For instance if you're running regular old apache pre-fork mpm with the default MaxClients setting (256) and your php.ini's memory_limit setting is 128MB then your overall apache memory footprint can get as high as 32GB!

Now if your server is basically idle with no traffic it won't get there, but it really only takes one request to one wordpress (or drupal or whatever) page for one worker process to allocate most of that 128MB. When you factor in that browsers make multiple requests in parallel, you could easily see a simple setup shooting up to 1GB on just a few pageviews.

In the real world its usually not quite that bad because even though each of your worker processes will try to allocate that memory, the kernel is smart enough to realize that 80% of what they're loading is the same stuff so they can just think they have their own copy of wordpress in memory when really they're sharing one.

Therefore, to answer your question of how to get apache to use less ram, simply lower one or both of those numbers until you're happy with the memory footprint (and of course your sites still work). I personally like to set my MaxClients to 4x the number of cpu cores available on the machine.

I do feel the need to point out though that you should consider the fact that your best option is likely to do nothing.

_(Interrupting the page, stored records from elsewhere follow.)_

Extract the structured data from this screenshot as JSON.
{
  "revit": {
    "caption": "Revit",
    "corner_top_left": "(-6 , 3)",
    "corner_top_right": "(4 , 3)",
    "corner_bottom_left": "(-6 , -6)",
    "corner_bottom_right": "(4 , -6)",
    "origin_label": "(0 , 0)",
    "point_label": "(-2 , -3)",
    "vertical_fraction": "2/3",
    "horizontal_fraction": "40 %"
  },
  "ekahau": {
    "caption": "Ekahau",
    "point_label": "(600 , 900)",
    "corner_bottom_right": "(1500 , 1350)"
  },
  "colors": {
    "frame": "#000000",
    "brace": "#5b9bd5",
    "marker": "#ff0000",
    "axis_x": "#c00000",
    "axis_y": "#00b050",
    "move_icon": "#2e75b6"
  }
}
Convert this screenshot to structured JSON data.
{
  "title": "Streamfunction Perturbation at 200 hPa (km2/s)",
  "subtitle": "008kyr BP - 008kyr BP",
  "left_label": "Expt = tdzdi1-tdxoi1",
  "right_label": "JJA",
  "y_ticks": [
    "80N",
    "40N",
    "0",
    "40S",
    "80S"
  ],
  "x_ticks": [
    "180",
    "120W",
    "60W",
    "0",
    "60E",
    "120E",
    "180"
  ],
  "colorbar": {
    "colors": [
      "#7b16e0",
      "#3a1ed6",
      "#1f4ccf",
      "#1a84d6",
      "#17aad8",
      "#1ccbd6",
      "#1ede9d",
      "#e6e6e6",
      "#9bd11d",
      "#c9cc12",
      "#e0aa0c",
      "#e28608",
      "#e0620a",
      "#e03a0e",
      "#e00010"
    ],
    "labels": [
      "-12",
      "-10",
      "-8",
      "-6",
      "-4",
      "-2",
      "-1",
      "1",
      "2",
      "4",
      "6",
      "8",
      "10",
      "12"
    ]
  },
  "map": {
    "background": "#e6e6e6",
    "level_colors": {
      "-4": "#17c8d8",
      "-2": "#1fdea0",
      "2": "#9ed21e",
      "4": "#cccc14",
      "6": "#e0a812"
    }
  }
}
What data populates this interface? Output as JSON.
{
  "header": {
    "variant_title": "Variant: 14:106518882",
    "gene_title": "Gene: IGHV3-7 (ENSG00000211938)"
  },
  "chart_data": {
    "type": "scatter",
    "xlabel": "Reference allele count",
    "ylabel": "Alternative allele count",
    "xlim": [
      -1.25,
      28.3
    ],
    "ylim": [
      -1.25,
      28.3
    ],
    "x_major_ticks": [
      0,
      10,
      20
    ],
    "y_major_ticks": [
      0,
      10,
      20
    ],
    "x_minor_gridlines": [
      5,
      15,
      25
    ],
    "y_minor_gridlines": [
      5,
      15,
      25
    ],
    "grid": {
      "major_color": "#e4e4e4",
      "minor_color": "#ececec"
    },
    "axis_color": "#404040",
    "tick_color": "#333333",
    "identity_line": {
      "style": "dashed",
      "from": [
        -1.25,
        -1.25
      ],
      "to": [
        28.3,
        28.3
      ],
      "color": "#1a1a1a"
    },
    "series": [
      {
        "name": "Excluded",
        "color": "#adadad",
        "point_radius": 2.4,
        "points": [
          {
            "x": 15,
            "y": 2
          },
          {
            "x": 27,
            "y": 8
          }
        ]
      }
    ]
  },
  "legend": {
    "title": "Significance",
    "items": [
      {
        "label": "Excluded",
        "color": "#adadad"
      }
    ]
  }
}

Many people bring a falsely-economizing mentality to memory consumption thinking that if its 90% in use that represents some kind of waste or problem. Really its the opposite! If the purpose of this server is to respond to http requests with the results of dynamic php responses, then it should be using 90% of the memory to do that. To leave the memory empty/available would be to waste it. The trick is to tune things so that you use most of your memory, but leave just enough to not cause swapping.